「令和」の始まりに、力づけられている老舗菓子店がある。福岡市博多区に本店を置く如水庵。主力商品の「筑紫もち」は発売から42年にわたり、万葉集を前面に掲げてPRしてきたが、「万葉の詩(うた)がきこえる…」のうたい文句に対し「分かりにくい」という反応もあった。万葉集が新元号の典拠となり、森恍次郎社長(71)は「ようやく私の思いを理解してもらえそうな時代になった」と張り切っている。
「筑紫もち」は、1977年4月に販売開始。歯切れが良く粘りのあるもちに、こだわりのきな粉や黒蜜を合わせ、博多を代表する和菓子の一つとして定着している。 代々続く菓子店に生まれた森社長は父が急逝したため、九州大を卒業した70年に22歳で家業を継いだ。5年後の山陽新幹線・岡山―博多間の延伸を見据え、母・文絵さんと新商品の開発に着手し、延伸開業から2年遅れで筑紫もちを世に送り出した。
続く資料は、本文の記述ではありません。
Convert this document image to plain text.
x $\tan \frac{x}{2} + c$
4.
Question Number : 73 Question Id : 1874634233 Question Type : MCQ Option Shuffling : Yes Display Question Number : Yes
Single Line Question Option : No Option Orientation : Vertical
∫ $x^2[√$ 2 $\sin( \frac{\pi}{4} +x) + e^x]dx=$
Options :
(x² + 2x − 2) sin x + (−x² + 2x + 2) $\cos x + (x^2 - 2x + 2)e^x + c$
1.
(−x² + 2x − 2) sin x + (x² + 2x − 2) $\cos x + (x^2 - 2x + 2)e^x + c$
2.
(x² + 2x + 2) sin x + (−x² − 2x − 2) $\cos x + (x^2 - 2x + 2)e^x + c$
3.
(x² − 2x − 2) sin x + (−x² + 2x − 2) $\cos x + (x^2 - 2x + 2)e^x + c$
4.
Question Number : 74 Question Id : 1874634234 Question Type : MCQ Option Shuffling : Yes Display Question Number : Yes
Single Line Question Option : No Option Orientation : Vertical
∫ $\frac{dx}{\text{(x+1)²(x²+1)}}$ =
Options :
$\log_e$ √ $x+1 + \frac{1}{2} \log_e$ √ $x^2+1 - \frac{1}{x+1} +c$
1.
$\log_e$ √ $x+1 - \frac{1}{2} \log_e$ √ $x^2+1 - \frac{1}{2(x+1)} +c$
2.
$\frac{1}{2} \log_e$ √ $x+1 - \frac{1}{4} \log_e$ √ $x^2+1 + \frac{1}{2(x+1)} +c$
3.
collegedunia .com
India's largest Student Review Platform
「お菓子は郷土の文化」と考える森社長。筑紫もちのコンセプトとして歴史や文化を研究し、「万葉集に行き着いた」という。「福岡が代表的な舞台となる万葉集を前面に掲げ、後世に残るお菓子に育てたい」との思いを込めた。筑紫もちは一つずつを和紙で包み、外箱や包装紙に万葉集「梅花の歌三十二首」のうち、文絵さんが選んだ二首を記している。 発売当初は、テレビCMで万葉集の魅力を発信しようとしたところ、「視聴者に伝わらない。食材のこだわりを宣伝した方がいい」と広告会社から指摘も受けた。それでも万葉集にこだわり続けた。そして、2019年。令和は、三十二首の序文が出典となった。森社長は「うれしい。母もきっと喜んでいる」と目を細める。文絵さんは1992年に66歳で他界した。 梅花の歌は、730年に九州・大宰府の大伴旅人邸であった「梅花の宴」で詠まれた。森社長はこの7月以降、筑紫もちを箱の内側で三つずつ包む包装材を順次、「梅」にちなんだ透明なフィルムに変えていく。 実はこのデザインは令和発表の3カ月前の今年1月時点で決定していた。相次ぐ“追い風”に、森社長は「梅花の宴が開かれた穏やかな日のような平和を願って、お菓子を作っていきたい」と決意を新たにしている。